NYC has been hit harder by the pandemic and this has hurt CLPR’s market sentiment. But COVID-19 is now definitely in the rearview mirror, exemplified by the 97.3% rent collection rate in the second quarter (virtually the same as its pre-pandemic level).
Driven by 7.6% growth in residential revenue, CLPR’s AFFO per share of $0.12 was up 20% from last year’s $0.10 in the second quarter. None of the REIT’s secured debt matures until 2027, and it has plenty of cash ($44 million in cash) available as a cushion as well as for investment purposes.

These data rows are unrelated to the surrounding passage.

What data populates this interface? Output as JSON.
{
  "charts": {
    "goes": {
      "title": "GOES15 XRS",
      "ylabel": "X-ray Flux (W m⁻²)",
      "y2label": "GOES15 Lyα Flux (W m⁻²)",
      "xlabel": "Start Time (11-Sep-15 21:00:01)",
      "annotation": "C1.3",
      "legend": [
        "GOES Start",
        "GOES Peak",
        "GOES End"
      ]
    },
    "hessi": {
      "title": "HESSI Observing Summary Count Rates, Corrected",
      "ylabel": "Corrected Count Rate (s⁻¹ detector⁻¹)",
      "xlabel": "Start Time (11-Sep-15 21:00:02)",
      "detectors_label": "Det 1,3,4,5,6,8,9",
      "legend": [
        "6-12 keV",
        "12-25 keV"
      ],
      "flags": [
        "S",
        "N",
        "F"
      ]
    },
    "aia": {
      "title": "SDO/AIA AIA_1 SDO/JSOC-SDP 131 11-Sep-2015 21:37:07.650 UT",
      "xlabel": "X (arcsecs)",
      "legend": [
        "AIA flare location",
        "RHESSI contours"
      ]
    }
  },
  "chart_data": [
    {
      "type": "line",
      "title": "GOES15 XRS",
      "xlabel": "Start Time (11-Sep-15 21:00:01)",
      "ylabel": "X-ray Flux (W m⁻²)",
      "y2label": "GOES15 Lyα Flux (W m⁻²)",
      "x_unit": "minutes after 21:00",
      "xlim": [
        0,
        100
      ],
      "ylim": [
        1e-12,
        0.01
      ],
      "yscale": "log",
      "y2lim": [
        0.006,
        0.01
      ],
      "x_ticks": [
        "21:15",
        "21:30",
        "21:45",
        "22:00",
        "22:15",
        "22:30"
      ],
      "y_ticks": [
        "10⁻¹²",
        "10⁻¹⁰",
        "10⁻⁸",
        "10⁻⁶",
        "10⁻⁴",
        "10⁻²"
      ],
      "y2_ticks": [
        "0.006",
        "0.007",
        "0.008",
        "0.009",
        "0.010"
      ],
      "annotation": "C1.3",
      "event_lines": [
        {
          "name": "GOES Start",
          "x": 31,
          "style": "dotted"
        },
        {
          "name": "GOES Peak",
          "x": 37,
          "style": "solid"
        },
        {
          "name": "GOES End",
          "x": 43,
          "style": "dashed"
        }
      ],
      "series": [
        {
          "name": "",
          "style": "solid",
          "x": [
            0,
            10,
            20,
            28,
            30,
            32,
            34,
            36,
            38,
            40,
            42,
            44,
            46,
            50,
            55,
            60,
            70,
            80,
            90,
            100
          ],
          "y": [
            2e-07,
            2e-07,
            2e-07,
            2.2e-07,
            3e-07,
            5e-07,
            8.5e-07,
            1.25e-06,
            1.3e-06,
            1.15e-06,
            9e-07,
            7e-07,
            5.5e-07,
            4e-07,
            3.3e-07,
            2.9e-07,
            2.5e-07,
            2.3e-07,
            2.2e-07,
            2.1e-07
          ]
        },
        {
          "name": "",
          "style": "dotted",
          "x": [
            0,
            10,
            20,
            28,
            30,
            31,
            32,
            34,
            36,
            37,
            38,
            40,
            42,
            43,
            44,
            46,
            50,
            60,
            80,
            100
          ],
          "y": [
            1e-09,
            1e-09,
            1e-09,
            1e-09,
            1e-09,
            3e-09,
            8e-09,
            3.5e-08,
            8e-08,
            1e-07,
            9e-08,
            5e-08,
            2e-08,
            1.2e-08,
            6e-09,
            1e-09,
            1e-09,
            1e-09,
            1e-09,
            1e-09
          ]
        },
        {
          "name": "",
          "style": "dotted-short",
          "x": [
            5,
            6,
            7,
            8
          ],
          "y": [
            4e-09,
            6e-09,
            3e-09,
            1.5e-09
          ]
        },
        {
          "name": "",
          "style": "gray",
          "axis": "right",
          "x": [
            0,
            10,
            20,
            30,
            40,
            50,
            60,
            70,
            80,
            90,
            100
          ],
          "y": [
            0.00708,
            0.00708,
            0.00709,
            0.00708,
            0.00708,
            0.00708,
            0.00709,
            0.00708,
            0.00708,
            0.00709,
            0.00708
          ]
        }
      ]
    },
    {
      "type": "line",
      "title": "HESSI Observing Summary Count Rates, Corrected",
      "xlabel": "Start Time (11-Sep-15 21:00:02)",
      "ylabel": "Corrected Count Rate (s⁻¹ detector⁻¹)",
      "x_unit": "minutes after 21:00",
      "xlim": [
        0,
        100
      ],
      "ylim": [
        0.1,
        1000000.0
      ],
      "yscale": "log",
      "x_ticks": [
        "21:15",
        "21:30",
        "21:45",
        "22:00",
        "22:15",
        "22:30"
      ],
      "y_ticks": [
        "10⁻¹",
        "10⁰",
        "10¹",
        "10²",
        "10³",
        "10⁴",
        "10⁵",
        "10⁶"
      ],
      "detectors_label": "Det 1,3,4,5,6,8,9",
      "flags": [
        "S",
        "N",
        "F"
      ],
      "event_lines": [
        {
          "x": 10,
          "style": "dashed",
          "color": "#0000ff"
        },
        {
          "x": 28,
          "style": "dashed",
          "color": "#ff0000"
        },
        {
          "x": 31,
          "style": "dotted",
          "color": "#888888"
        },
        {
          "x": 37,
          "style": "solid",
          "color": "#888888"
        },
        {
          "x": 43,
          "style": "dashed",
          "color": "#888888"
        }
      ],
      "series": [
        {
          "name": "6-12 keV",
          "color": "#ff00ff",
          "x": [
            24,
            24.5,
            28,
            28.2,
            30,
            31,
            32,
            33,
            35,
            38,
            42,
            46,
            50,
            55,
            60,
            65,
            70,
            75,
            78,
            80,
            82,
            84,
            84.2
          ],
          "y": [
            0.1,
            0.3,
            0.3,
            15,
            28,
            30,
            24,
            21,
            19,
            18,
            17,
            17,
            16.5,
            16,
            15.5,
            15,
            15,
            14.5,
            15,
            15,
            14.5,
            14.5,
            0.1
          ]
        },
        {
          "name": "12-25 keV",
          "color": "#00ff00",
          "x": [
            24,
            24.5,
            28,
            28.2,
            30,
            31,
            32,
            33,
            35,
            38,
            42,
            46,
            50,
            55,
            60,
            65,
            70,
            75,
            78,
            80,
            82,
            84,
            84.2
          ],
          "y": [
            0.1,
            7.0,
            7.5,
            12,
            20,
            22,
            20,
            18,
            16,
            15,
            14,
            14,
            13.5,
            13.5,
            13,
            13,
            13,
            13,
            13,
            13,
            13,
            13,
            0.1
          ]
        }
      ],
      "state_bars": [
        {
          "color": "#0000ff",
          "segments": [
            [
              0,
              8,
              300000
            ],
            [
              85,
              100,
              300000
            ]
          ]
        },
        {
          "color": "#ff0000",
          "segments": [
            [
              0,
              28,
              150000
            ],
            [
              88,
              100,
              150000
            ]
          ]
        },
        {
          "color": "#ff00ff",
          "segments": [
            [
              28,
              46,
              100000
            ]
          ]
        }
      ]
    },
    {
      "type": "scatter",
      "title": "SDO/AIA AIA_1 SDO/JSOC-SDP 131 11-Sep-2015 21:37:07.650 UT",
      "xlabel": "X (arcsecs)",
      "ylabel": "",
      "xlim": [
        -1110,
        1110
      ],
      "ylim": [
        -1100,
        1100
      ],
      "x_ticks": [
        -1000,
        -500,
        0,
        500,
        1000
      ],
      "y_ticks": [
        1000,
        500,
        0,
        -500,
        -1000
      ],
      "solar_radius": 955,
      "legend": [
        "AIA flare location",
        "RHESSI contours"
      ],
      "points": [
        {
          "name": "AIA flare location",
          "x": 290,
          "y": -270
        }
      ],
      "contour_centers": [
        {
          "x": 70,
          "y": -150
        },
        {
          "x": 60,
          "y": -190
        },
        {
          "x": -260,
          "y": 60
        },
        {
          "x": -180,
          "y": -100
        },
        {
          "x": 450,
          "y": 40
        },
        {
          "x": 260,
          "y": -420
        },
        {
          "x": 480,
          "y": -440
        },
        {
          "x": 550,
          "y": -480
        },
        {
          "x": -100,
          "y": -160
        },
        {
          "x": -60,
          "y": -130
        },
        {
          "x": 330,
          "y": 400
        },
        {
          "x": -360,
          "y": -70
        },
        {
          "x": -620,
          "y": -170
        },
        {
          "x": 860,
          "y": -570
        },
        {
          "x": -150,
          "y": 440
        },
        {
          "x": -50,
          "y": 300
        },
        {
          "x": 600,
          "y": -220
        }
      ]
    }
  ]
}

Despite this, CLPR is still trading at a massive 45% discount to NAV, which makes little sense given the rate at which its rents are rising and the many catalysts ahead.
It was recently reported that CLPR has put their biggest asset up for sale and we are currently trying to arrange a management interview for the members of High Yield Landlord.
We think CLPR could sell it at a price that would imply a much higher valuation than its current price implies. He could use part of the proceeds to buy back shares and/or also sell the rest of the company to finally close the discount.
Management is heavily invested, nearing retirement and may be looking for a way to cash out.
We estimate that CLPR is trading at around half of its net asset value, which means it offers up to 100% upside potential at best, and until that value is unlocked, we are earning a yield dividend of nearly 5%.
The vast majority of seizures are only temporary.
We have been through world wars, pandemics, periods of even higher inflation, cold wars and many other crises. Despite this, the market has always recovered, and this time will be no different.
This is why the best time to invest is when prices are heavily discounted and this is the case today in the real estate segment of the stock market.
Following the crash of 2008-2009, REITs nearly tripled over the next two years.
Following the pandemic crash of 2020, REITs nearly doubled the following year.
How will REITs perform after the 2022 sell-off?
While I can’t predict short-term results, I expect to be richly rewarded in the years to come, and that’s why I’m aggressively hoarding these names ahead of recovery.